Neill James, is known to the expatriate community of Ajijic for the splendid garden by the shores of Lake Chapala, in which we meet, rest and partake in a wide variety of cultural, social, and educational activities. Miss James was and still is loved by the locals of the village because she gave them a public library, started classes in art for children, thereby launching the careers of professional artists, imported looms and silkworms to set up a cottage industry of silk weaving, and revived the traditional craft of embroidery.

During this period of her life, Miss James reveals a side of herself that is less than angelic. She presses aggressively ahead in her career, even at the expense of a couple of her best and intimate girl friends, and with a rare letter to her sister Jane assures her part of her father’s inheritance.  

In the early 1990s, Neill received various honours for her contribution to the community, such as International Patroness of Ajijic, Godmother of Mexican Artists and the Lifetime Achievement Award by the magazine El Ojo del Lago.

To us expatriates here in Ajijic, Miss James was a passionate and accomplished woman who left us the beauty of a splendid garden to savor with all senses everyday, and to the people of the village a generous woman who left them the legacy of a host of accomplished artists, whose works we admire every day in their murals and colorful galleries around town. We experience Neill James as a real person who is with us everyday.

P.S. The author calls El Ojo del Lago “Las Orejas (Ears) del Lago.”

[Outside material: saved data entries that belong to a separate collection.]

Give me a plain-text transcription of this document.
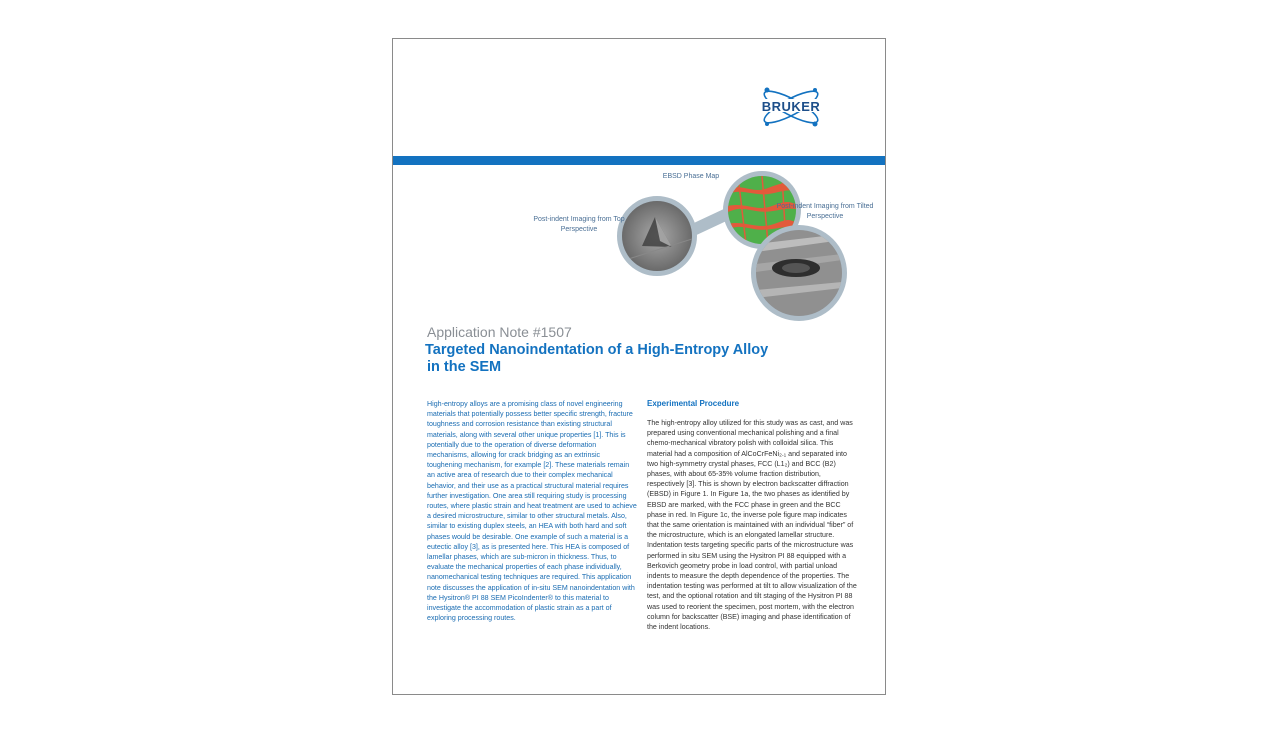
BRUKER
Post-indent Imaging from Top Perspective
EBSD Phase Map
Post-indent Imaging from Tilted Perspective
Application Note #1507
Targeted Nanoindentation of a High-Entropy Alloy
in the SEM
High-entropy alloys are a promising class of novel engineering materials that potentially possess better specific strength, fracture toughness and corrosion resistance than existing structural materials, along with several other unique properties [1]. This is potentially due to the operation of diverse deformation mechanisms, allowing for crack bridging as an extrinsic toughening mechanism, for example [2]. These materials remain an active area of research due to their complex mechanical behavior, and their use as a practical structural material requires further investigation. One area still requiring study is processing routes, where plastic strain and heat treatment are used to achieve a desired microstructure, similar to other structural metals. Also, similar to existing duplex steels, an HEA with both hard and soft phases would be desirable. One example of such a material is a eutectic alloy [3], as is presented here. This HEA is composed of lamellar phases, which are sub-micron in thickness. Thus, to evaluate the mechanical properties of each phase individually, nanomechanical testing techniques are required. This application note discusses the application of in-situ SEM nanoindentation with the Hysitron® PI 88 SEM PicoIndenter® to this material to investigate the accommodation of plastic strain as a part of exploring processing routes.
Experimental Procedure
The high-entropy alloy utilized for this study was as cast, and was prepared using conventional mechanical polishing and a final chemo-mechanical vibratory polish with colloidal silica. This material had a composition of AlCoCrFeNi₂.₁ and separated into two high-symmetry crystal phases, FCC (L1₂) and BCC (B2) phases, with about 65-35% volume fraction distribution, respectively [3]. This is shown by electron backscatter diffraction (EBSD) in Figure 1. In Figure 1a, the two phases as identified by EBSD are marked, with the FCC phase in green and the BCC phase in red. In Figure 1c, the inverse pole figure map indicates that the same orientation is maintained with an individual “fiber” of the microstructure, which is an elongated lamellar structure. Indentation tests targeting specific parts of the microstructure was performed in situ SEM using the Hysitron PI 88 equipped with a Berkovich geometry probe in load control, with partial unload indents to measure the depth dependence of the properties. The indentation testing was performed at tilt to allow visualization of the test, and the optional rotation and tilt staging of the Hysitron PI 88 was used to reorient the specimen, post mortem, with the electron column for backscatter (BSE) imaging and phase identification of the indent locations.
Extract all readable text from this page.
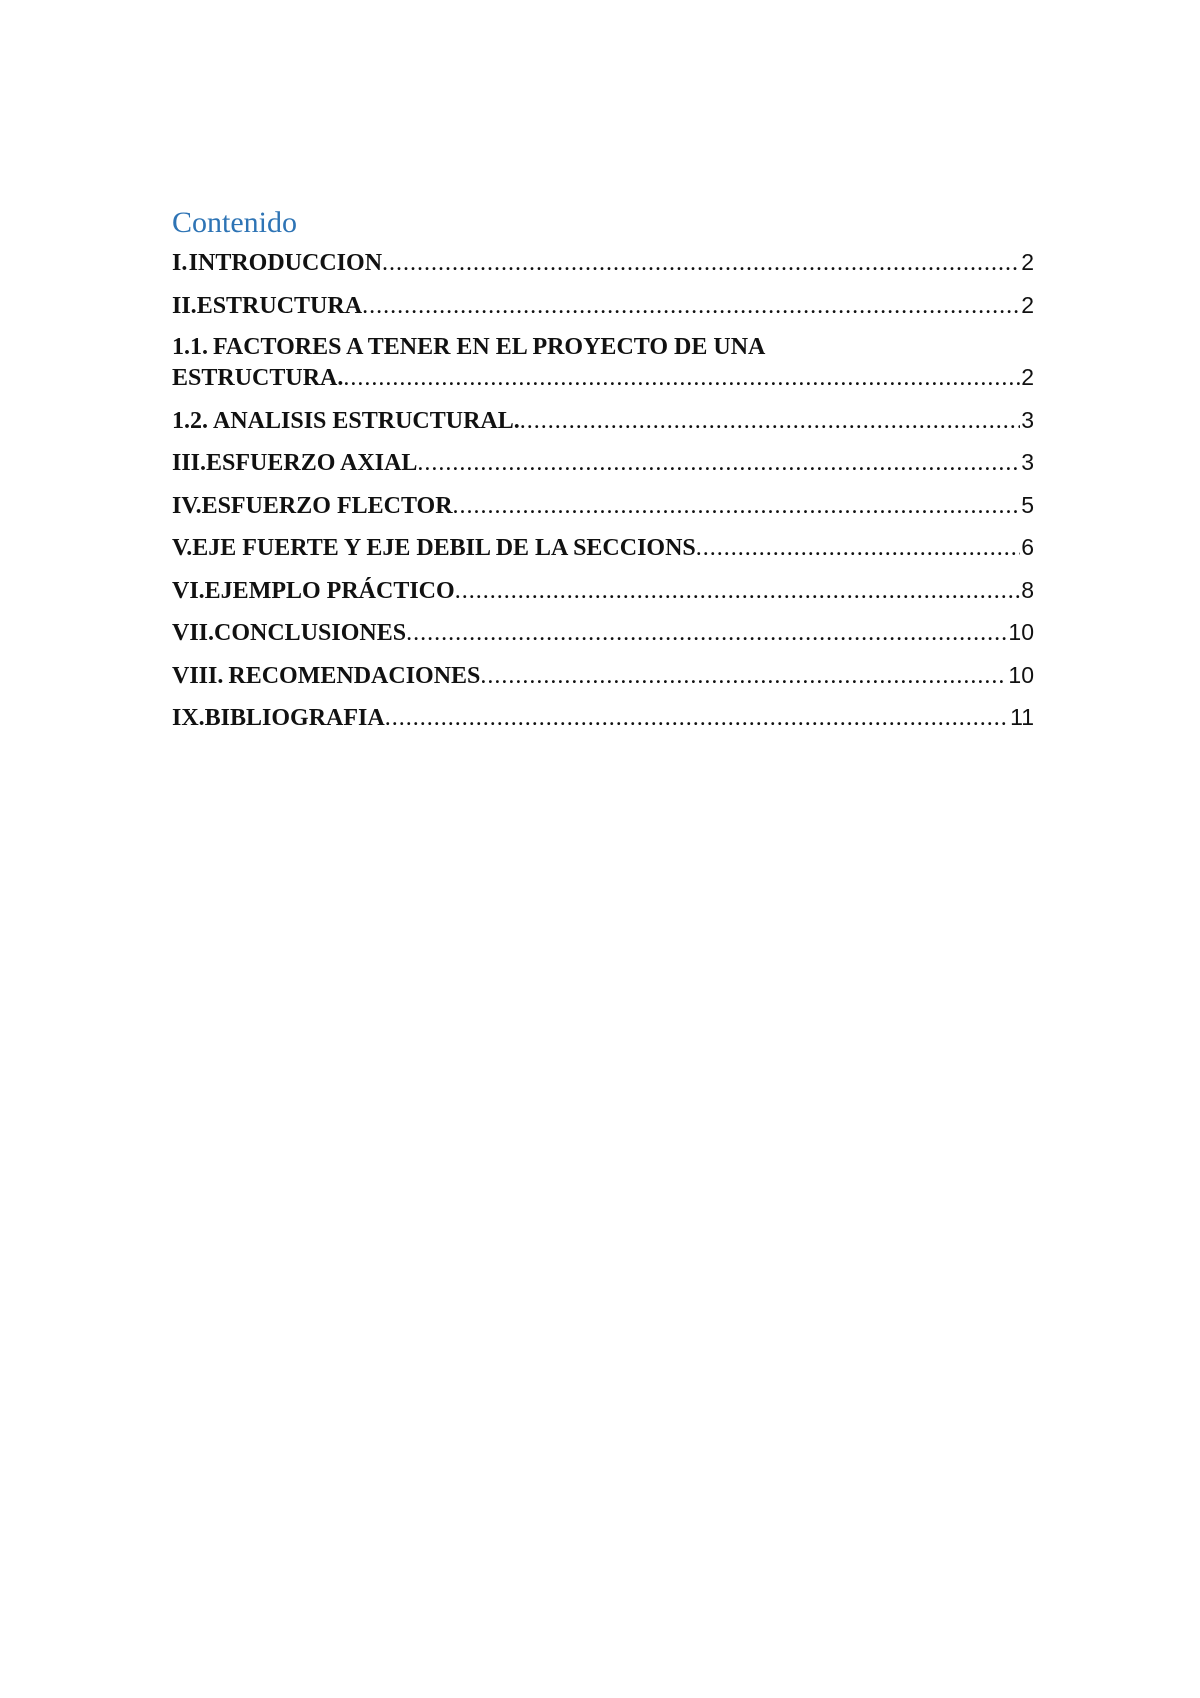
Contenido
I. INTRODUCCION .....	2
II. ESTRUCTURA .....	2
1.1. FACTORES A TENER EN EL PROYECTO DE UNA
ESTRUCTURA. .....	2
1.2. ANALISIS ESTRUCTURAL. .....	3
III. ESFUERZO AXIAL .....	3
IV. ESFUERZO FLECTOR .....	5
V. EJE FUERTE Y EJE DEBIL DE LA SECCIONS .....	6
VI. EJEMPLO PRÁCTICO .....	8
VII. CONCLUSIONES .....	10
VIII. RECOMENDACIONES .....	10
IX. BIBLIOGRAFIA .....	11
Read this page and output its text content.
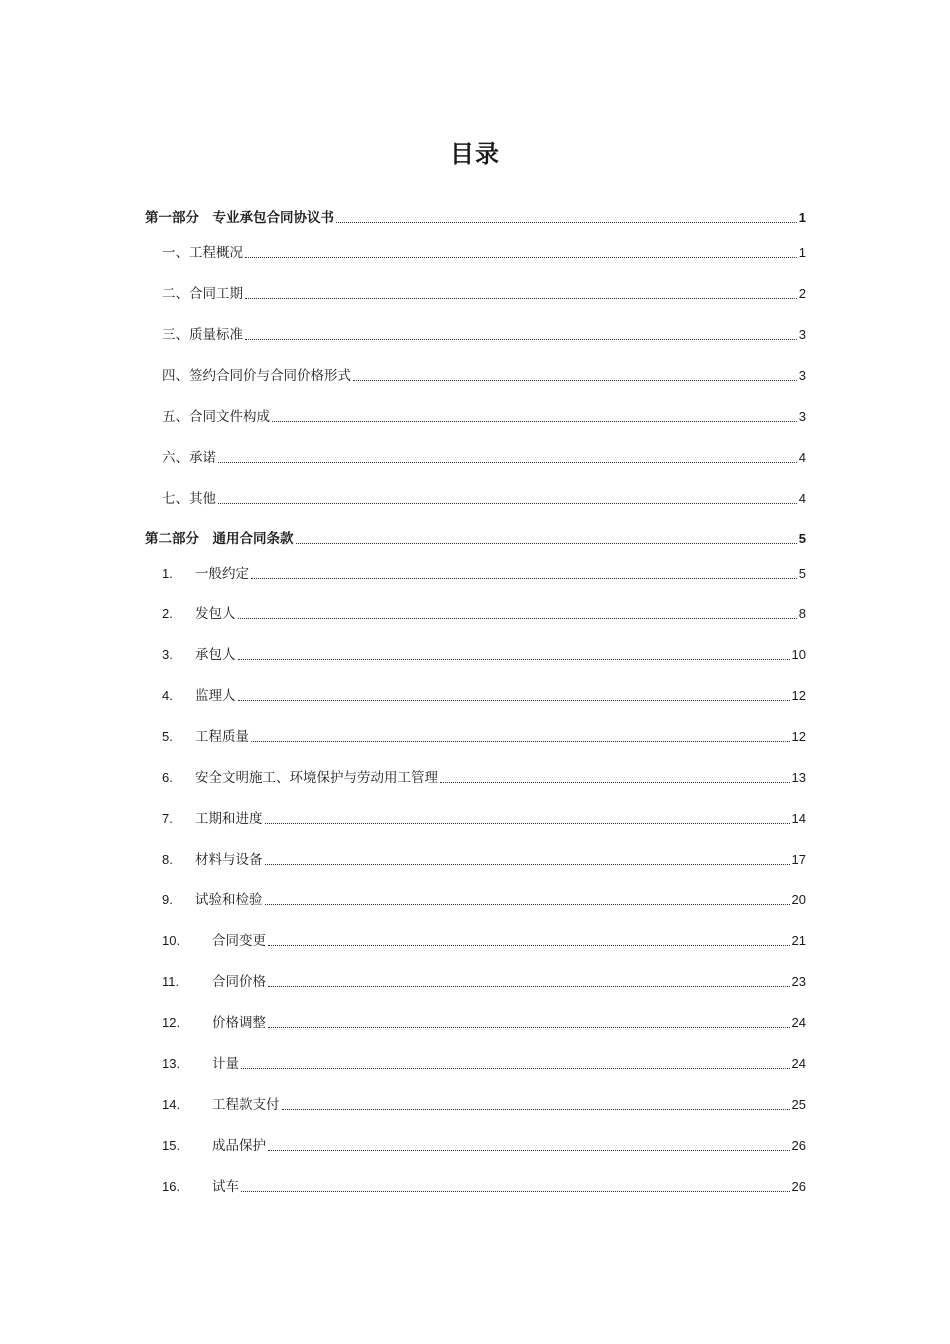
目录
第一部分　专业承包合同协议书	1
一、工程概况	1
二、合同工期	2
三、质量标准	3
四、签约合同价与合同价格形式	3
五、合同文件构成	3
六、承诺	4
七、其他	4
第二部分　通用合同条款	5
1.	一般约定	5
2.	发包人	8
3.	承包人	10
4.	监理人	12
5.	工程质量	12
6.	安全文明施工、环境保护与劳动用工管理	13
7.	工期和进度	14
8.	材料与设备	17
9.	试验和检验	20
10.	合同变更	21
11.	合同价格	23
12.	价格调整	24
13.	计量	24
14.	工程款支付	25
15.	成品保护	26
16.	试车	26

Dr. Banks, researching her for ten years… continuously came up with information showing that Neill James “had lied about or exaggerated or hidden her own story.” Here’s how he writes about that in an Author’s Note following the novel’s end:

Yet Neill James was a bold, passionate and accomplished woman, and she lived an exceptionally long and adventure-filled life. Most of the broader events depicted in this book I believe are true, though I have embellished them with details, fictional characters, and subplots to tell a story. I followed Neill’s exact itinerary, from birth to her final rest.